4. Schneider & Williams’ Children Settled a Dispute Over His Estate in 2015
Williams’ death triggered a contentious legal fight over his estate. According to Rolling Stone, Williams had left his estate, valued at an estimated $100 million, to his three children but had a “special provisions” to ensure Schneider and her sons were cared for as well.
But Schneider and the Williams’ family battled over real estate and other possessions after the actor passed away. Schneider filed a petition in December 2014 to ask for more money from the estate. She claimed she wasn’t receiving enough to manage the house in Tiburon. The two sides also argued over Williams’ bicycle collection, awards and photos, People reported.
The case was settled out of court in October 2015. Schneider was able to keep wedding gifts, a watch Williams wore often and a bike they bought during their honeymoon. She told People in a prepared statement, “I feel like Robin’s voice has been heard and I can finally grieve in the home we shared together. While it was painful to have truckloads of his belongings removed from our home – it’s the few sentimental items I get to hold onto that mean everything to me. I thank God for this.”
5. Schneider Said Williams’ Last Words to Her Were ‘Good Night, My Love’

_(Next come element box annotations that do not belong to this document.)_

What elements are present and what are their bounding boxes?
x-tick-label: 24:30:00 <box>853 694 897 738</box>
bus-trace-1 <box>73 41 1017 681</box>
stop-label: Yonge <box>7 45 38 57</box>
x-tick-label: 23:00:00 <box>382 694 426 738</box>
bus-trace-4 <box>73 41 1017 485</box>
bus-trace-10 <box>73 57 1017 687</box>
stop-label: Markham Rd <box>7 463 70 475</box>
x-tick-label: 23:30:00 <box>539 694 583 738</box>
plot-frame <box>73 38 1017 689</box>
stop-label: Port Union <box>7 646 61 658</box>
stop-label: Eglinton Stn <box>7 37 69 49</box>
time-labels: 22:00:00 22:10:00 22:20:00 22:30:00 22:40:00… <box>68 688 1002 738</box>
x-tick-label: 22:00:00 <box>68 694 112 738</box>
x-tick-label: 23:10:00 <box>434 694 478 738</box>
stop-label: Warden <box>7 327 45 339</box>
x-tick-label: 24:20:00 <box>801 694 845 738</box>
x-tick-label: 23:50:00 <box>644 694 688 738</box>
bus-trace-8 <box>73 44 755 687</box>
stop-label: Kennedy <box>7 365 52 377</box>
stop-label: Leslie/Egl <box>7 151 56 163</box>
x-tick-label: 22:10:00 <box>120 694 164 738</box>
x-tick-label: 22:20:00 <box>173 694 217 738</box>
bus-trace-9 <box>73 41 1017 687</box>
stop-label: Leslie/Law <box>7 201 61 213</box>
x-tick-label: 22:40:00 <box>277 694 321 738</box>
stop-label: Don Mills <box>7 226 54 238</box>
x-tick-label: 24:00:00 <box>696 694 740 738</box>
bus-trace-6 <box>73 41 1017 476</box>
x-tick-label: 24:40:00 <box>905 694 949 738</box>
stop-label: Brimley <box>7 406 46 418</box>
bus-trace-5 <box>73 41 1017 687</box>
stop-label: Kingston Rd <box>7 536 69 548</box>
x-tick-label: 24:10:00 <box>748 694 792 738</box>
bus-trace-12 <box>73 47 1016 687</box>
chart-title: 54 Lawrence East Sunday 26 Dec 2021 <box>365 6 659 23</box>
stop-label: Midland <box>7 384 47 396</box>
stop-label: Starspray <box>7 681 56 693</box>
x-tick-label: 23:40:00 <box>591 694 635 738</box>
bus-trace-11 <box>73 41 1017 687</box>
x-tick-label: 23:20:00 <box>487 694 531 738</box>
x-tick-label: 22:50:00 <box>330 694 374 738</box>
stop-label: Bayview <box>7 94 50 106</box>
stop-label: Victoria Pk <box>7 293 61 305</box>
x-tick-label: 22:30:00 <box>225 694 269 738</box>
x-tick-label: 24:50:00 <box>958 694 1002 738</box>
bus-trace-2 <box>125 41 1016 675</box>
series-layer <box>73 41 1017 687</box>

Schneider’s first public interview after Williams’ death was with Good Morning America in November 2015. Schneider told interviewer Amy Robach that she and Williams had been staying in separate bedrooms before his passing because he had been struggling to sleep. Insomnia, as well as excessive daytime sleepiness, are symptoms of Lewy Body Dementia.
Schneider said Williams’ last words to her were “good night, my love.” She repeated the words back as she was getting ready for bed. She said Williams came into the room one more time to retrieve an iPad but didn’t say anything.
Schneider never thought her husband was suicidal and stresses that it was Lewy Body Dementia that killed him. During the interview with GMA, Robach asked Schneider whether Williams had been trying to “take control back” after months of slowly losing his mind. Schneider said she believes that he was. “I think he was just saying ‘no.’ And I don’t blame him one bit.”
In part two of the interview, Schneider explained that she and Williams shared a “perfect day” together the day before the suicide. “We just did what we love to do together. And I know now that he gave me that perfect day, he gave us that perfect day. In hindsight, he knew what he was doing.”